What’s their story?: Charlotte Gbomina


Grace Campbell

Ms Gbomina poses for a picture

Clarence Cosby, Writer

Charlotte Gbomina is an IB Spanish teacher whose students say “is strong and powerful” even while teaching a lesson. According to her students, her classroom is where free thoughts can be shared, world issues can be discussed, and students feel safe. Her gift of inspiring students comes from her upbringing and, in one familiar place North Town. She talked about her experience here in north town, she comments “Well, I graduated in 2013. And I would say my experience here was, I guess, varied. I was a part of a lot of different clubs. Bill Ford, was sort of the IB. So I guess like, Yeah, I did a lot in high school. I do a lot in general, period”. She said she enjoyed her time in high school “I look back on high school. And I have no regrets. Like, I actually, like, enjoyed the classes.”

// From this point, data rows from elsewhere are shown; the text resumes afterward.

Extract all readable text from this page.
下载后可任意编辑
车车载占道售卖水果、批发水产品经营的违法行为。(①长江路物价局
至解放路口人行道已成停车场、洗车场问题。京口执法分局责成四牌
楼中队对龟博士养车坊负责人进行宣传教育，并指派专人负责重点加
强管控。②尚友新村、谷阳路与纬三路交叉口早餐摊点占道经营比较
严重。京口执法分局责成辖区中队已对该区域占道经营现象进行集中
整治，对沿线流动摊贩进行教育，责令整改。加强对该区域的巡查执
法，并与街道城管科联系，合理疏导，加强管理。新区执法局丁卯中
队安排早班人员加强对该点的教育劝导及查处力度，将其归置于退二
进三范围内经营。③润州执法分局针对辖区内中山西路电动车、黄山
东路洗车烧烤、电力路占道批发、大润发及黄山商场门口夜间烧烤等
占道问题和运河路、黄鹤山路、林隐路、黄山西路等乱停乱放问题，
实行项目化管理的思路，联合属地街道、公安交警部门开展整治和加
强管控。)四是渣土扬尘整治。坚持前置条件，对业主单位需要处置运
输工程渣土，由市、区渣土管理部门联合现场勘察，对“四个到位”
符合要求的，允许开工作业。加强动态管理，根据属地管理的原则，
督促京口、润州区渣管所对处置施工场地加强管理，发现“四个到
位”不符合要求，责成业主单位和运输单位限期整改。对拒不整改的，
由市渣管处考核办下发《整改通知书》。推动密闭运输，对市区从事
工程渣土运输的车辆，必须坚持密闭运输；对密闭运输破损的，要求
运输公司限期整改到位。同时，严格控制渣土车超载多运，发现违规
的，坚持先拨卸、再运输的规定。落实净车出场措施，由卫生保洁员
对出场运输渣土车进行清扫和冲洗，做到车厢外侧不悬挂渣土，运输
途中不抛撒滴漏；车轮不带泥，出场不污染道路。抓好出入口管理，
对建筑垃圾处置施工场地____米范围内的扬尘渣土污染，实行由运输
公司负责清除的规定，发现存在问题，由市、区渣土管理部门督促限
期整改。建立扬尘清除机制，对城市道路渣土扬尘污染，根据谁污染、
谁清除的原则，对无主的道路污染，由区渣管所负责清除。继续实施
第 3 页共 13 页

Her inspiration to become the teacher she is today is because of her parents. Starting in Africa her parents did not receive a formal education because they couldn’t afford to go to school. “Unlike America, where we are provided free education, many countries require parents to pay for their children to attend school,” Gbomina said. Seeing her parents not being able to take care of certain situations because they were illiterate made her value education and inspired her to be a teacher, “I had to pretty much take care of my family in terms of like, like, paying bills, like doing whatever you don’t think like to be able to do like, I had to do that because they didn’t know how to read or write. So that encouraged me to want to be a teacher if you’re gonna give back so that students can be able to do things for themselves. So I guess my parents inspired me to be a teacher and also like the teachers that I had in high school in college along the way. And I felt like enforced and like, yes, I want to be a teacher”.

Gbomina teaches IB Spanish, is a coach for the cross-country team and girls’ track, and she is a sponsor for the National Honors Society. With a large number of community activities, she participates in, work-life balance has taken center stage. Balance is essential to her life because she does want to burn out. She says “I do things like when, like early instead of waiting till last minute to do all of that. Because being a coach, being a sponsor, Being a teacher being whatever, like you need to balance all of that.”
Gbomina has aspirations for the future to become an administrator she says, “So I still do want to be administrator but I want to do at least like 10 years in the classroom, get some experience there to like experience different students because this is my fifth year of teaching. And I feel like I’m not ready to become an administrator yet because like there is a lot that goes on with being an administrator. But yeah, in the future, I definitely do want to do that.”